Deel 6: Johtih 'Alia_1'
Dit is mijn thuisfront, mijn gebied, ik weet hier alles, het is me volledig vertrouwd. Waarom voelt het dan niet zo? Alles is anders, ik ben hier vertrokken als een naïef kind, maar nu keer ik terug met een bezwaard gemoed.
Toen ik in mijn boomhut vertrok had ik geen vrienden behalve dan de dieren rond me, nu heb ik 4 vrienden die, hoewel ik het niet aan hen zou toegeven, nu al een plaatsje in mijn hart hebben. We gaan samen op avontuur en beleven dingen en dan plots ben ik iemand kwijt. Gale, voor hem zou ik door een vuur gaan. Zijn koele intelligentie intrigeert me, hij is heel bescheiden ondanks dat hij zo veel weet. Ik zou uren naar hem kunnen luisteren, maar dat gaat nu niet meer.
Ik schud de gedachten van me af, waarschijnlijk is het een uitloper van de nachtmerrie die ik had. Geen idee wat erin gebeurde, maar goed was het niet.
Ik kijk opzij, naast me ligt Jenny en daarnaast komt Lolan. Ik richt me wat op, hij heeft zijn duim in zijn mond! Hoe schattig is dat! Onwillekeurig ontsnapt me een grinnik. Daar zou ik hem wel mee kunnen plagen.

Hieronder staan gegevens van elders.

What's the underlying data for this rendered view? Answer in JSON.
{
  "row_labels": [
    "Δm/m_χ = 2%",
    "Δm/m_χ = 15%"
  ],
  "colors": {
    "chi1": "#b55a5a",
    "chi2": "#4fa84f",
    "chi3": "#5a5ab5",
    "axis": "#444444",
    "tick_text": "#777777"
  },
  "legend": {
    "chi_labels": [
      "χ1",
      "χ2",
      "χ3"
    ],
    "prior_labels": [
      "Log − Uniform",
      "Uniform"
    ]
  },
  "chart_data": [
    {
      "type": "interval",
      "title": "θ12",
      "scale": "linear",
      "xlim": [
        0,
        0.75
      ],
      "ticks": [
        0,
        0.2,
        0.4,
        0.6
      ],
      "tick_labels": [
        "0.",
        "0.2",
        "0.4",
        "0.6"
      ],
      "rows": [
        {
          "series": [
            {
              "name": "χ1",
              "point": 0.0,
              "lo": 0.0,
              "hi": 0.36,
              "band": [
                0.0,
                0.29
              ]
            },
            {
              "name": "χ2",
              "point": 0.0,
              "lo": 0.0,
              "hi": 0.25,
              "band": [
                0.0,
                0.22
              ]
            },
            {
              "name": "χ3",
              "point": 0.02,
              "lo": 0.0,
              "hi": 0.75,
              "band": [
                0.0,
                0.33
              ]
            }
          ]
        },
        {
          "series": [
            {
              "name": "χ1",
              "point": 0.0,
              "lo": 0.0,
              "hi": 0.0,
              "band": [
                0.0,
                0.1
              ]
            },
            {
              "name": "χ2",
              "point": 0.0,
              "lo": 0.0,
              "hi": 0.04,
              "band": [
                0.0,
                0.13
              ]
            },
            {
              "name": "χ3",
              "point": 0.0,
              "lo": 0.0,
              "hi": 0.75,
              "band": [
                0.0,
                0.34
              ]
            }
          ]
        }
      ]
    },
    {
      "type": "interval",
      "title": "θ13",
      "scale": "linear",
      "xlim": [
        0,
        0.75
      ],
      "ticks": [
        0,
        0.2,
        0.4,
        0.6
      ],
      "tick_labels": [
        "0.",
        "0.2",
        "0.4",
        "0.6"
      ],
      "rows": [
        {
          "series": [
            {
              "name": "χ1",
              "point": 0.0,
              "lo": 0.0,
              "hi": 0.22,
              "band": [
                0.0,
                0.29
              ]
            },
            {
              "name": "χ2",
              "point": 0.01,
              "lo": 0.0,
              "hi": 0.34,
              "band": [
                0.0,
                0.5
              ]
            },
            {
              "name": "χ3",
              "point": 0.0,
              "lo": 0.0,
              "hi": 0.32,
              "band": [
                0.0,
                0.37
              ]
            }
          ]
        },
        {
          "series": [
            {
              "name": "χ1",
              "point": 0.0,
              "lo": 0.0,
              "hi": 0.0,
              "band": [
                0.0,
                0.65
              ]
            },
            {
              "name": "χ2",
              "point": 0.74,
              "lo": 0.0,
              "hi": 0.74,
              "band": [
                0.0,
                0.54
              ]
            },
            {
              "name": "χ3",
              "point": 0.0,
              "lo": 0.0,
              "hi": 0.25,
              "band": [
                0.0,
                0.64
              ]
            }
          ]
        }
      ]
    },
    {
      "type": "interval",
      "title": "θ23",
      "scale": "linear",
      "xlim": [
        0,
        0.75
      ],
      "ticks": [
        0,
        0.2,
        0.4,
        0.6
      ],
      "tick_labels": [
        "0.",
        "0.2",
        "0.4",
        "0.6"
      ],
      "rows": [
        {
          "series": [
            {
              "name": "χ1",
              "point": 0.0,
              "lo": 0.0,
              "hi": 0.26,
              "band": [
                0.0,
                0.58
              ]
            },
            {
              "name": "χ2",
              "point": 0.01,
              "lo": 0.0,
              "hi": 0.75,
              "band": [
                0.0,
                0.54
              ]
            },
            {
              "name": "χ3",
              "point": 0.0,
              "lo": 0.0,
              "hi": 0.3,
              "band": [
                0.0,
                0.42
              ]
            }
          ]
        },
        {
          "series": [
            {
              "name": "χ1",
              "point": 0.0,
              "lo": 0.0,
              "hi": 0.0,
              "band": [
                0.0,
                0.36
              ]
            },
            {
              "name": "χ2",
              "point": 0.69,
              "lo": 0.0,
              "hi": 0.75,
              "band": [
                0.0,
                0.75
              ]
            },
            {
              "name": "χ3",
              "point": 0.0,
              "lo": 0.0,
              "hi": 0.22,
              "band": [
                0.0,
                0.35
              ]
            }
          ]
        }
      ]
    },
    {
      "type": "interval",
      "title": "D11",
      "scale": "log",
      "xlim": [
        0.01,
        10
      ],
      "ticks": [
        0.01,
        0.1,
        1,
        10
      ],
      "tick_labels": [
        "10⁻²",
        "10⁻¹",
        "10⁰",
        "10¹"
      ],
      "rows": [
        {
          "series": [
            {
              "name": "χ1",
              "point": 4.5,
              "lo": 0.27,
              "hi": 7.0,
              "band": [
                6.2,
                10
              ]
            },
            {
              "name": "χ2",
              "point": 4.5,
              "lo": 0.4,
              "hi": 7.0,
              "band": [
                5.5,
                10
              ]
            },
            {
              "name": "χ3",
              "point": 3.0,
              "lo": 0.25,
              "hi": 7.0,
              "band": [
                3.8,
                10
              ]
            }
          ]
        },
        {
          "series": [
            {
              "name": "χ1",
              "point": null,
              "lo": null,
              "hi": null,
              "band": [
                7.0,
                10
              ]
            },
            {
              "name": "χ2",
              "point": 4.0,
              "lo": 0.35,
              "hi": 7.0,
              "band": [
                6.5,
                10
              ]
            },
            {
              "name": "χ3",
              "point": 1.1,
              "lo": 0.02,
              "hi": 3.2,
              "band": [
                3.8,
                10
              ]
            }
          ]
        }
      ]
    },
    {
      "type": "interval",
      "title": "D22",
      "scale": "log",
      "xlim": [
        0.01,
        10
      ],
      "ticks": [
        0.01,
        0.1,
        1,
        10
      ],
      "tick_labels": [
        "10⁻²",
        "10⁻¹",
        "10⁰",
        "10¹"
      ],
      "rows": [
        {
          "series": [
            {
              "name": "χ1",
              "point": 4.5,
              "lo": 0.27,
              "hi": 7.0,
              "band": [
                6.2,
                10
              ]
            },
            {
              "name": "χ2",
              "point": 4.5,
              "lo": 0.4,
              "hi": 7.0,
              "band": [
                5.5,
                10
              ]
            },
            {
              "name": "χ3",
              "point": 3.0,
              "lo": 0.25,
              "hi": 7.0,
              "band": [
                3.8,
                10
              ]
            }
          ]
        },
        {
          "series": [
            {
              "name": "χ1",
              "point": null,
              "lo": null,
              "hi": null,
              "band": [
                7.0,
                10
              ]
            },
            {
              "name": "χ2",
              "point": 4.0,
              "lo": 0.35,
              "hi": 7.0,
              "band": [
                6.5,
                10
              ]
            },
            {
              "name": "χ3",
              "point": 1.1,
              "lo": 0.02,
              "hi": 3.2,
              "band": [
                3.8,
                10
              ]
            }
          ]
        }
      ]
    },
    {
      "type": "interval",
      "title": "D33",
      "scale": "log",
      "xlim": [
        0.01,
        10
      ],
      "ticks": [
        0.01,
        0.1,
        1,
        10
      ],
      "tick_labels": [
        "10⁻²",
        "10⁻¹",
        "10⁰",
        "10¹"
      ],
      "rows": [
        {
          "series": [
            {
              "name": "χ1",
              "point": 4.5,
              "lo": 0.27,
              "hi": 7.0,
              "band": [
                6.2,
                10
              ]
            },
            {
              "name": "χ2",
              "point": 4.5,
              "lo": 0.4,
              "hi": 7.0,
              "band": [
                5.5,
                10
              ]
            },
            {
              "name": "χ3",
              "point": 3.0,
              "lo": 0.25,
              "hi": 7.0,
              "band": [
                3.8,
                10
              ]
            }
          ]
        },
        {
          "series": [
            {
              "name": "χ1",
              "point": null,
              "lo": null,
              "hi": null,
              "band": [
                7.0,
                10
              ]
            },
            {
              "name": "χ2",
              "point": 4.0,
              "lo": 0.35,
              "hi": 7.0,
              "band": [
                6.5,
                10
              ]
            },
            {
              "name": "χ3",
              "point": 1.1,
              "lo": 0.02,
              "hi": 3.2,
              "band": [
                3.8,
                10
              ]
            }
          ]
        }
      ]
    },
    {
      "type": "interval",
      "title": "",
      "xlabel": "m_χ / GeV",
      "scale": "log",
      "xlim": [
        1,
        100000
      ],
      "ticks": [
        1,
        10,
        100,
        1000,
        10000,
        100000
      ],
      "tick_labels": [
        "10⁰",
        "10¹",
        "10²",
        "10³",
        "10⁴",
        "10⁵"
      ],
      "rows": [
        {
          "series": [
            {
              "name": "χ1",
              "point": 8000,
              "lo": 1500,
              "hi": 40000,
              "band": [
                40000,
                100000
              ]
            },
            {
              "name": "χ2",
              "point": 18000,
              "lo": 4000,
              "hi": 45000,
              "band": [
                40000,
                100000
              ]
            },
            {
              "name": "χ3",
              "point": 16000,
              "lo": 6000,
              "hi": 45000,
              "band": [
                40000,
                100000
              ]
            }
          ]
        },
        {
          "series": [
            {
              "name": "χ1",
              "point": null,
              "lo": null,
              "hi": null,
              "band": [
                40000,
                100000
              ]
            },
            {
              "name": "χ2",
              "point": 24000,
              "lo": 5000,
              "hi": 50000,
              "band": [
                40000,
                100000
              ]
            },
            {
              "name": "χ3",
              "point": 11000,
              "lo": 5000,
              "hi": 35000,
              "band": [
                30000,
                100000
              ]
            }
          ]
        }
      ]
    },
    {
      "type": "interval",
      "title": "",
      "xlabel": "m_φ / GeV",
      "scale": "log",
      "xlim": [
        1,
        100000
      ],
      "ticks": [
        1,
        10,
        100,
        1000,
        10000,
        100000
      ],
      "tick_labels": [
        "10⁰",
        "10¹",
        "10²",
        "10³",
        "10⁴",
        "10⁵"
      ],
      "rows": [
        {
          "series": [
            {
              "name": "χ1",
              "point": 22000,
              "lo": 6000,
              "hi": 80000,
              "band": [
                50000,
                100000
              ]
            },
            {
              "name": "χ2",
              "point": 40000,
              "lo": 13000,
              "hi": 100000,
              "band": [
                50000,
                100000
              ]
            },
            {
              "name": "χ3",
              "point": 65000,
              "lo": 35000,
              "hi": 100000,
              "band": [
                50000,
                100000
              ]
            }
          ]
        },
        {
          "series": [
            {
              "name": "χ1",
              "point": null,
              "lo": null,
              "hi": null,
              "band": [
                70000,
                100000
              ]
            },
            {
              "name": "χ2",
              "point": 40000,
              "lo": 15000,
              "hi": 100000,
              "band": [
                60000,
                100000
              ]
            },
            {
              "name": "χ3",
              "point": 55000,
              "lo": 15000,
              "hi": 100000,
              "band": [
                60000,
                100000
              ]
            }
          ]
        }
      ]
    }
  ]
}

Gisteren hebben Lolan en ik nog 2 eekhoorns geroosterd voor we zijn gaan slapen. Toen Jenny zei dat ze even ging liggen wist ik wel zeker dat ze niet meer terug zou komen. De ondergrond onder de Woonboom ligt goed, elke keer verbaast het me. Meestal val ik zo in slaap en wekken de geluiden in het woud me. Nu niet, nu had ik teveel aan mijn hoofd om meteen te kunnen slapen, en ook wakker worden is vroeger dan anders door de nachtmerries.
Ik zucht luidop, waarschijnlijk zal ik het gewoon moeten worden. Slapen met veel meer zorgen, ze zullen nooit volledig meer weggaan.
Iets drijft me naar buiten, weg van Jenny en Lolan, ik heb het gevoel dat er iets rondwaart. Waarschijnlijk heb ik het mis, anders had de wasbeer me wel gewaarschuwd.
Ik stap onder de boom vandaan en voel de frisse buitenlucht me tegemoetkomen. De woonboom is echt geweldig, het is altijd een ideale temperatuur daarbinnen.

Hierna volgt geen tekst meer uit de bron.